CCR scientists analyzed gastrointestinal tumors from 75 patients and found T cells responsive to tumor-specific antigens in 83 percent of those tumors. This finding suggests that many common gastrointestinal tumors may bear mutations capable of eliciting an immune response, suggesting that immunotherapy could be an effective way to treat these common cancers.
Immunotherapies, which empower the body’s own immune system to fight disease, are revolutionizing the treatment of certain cancers. But many common cancers, including colorectal cancer and other gastrointestinal cancers, have been less responsive to these innovative therapies. One concern has been that these cancers may lack the kinds of tumor-specific mutations that can alert the immune system of their presence and trigger an attack. This new study, published June 4, 2019, in Cancer Discovery, by Surgery Branch Chief Steven A. Rosenberg, M.D., Ph.D., and colleagues, gives pause to that concern.
The researchers began their study by sequencing the protein-coding DNA in both normal and cancerous tissue from the 75 patients whose tumors had originated in the rectum, colon, bile duct, pancreas, stomach or esophagus, all parts of the gastrointestinal tract. By comparing the DNA sequences, they identified all of the mutations that distinguished each patient’s tumor from his or her healthy tissue. Individual tumors had between 22 and 928 such mutations.

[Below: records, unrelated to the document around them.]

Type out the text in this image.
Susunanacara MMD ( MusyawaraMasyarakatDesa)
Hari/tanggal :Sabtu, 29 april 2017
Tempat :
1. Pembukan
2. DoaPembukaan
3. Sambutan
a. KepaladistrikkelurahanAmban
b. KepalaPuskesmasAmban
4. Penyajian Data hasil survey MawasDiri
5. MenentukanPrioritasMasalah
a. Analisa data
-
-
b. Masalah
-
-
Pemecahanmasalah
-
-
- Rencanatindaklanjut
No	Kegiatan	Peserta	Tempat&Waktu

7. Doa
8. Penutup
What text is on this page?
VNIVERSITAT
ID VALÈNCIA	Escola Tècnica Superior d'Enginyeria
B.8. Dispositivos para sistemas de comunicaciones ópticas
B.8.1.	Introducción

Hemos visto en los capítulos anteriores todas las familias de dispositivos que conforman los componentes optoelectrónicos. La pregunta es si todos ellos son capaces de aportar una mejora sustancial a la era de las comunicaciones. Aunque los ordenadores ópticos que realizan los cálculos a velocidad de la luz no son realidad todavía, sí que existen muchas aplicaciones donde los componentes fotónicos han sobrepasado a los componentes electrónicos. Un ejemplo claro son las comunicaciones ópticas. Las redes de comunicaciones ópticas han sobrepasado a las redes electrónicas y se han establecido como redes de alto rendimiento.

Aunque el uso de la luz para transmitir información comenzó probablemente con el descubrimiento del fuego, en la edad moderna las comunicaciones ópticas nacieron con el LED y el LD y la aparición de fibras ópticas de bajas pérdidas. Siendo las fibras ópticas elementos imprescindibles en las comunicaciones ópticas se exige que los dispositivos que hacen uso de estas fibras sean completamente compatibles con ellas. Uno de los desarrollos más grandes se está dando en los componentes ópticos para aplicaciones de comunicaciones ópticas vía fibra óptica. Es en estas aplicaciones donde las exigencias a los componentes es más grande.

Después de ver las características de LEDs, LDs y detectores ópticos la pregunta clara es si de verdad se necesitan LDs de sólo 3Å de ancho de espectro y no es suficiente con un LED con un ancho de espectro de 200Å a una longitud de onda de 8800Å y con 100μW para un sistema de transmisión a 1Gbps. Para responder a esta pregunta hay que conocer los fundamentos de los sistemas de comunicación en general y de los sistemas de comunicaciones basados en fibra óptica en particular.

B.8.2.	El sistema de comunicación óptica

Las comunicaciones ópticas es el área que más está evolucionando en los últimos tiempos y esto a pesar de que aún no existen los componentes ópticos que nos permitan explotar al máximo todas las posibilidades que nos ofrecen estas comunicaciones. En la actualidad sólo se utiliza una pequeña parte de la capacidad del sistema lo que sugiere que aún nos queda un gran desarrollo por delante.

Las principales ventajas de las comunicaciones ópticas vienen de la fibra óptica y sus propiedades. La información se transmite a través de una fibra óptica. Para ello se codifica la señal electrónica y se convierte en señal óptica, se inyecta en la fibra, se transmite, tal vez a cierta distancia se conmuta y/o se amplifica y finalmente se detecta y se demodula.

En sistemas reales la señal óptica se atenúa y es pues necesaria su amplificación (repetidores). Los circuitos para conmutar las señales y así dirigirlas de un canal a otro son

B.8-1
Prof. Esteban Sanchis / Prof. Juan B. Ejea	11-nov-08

The team also collected T cells from each tumor and grew them in the laboratory. Using a high-throughput screening method developed in Dr. Rosenberg’s laboratory, the researchers assessed whether these tumor-infiltrating T cells were able to recognize bits of protein encoded by the cancer-specific mutations present in the tumor from which the immune cells had been isolated. When such molecules trigger an immune response, they are known as antigens.
Fewer than two percent of the gene products that the team screened elicited a response among the cultured T cells, but the team found tumor-infiltrating T cells responsive to at least one cancer-specific antigen in 83 percent of the patient tumors in their study. More than half of the tumors contained T cells that recognized and responded to multiple antigens. Almost none of the immune-activating mutations were shared among patients. Instead, T cells recognized antigens that were unique to the patient’s tumor from which they had been isolated.
Rosenberg says the new findings, along with similar findings his team has made in breast and ovarian tumors, suggest that the majority of tumors are capable of triggering an immune response. “It is ironic that the very mutations that caused the cancer can be the targets of effective immunotherapy,” he says. “These data show that the majority of the common epithelial cancers are potentially susceptible to effective immunotherapy."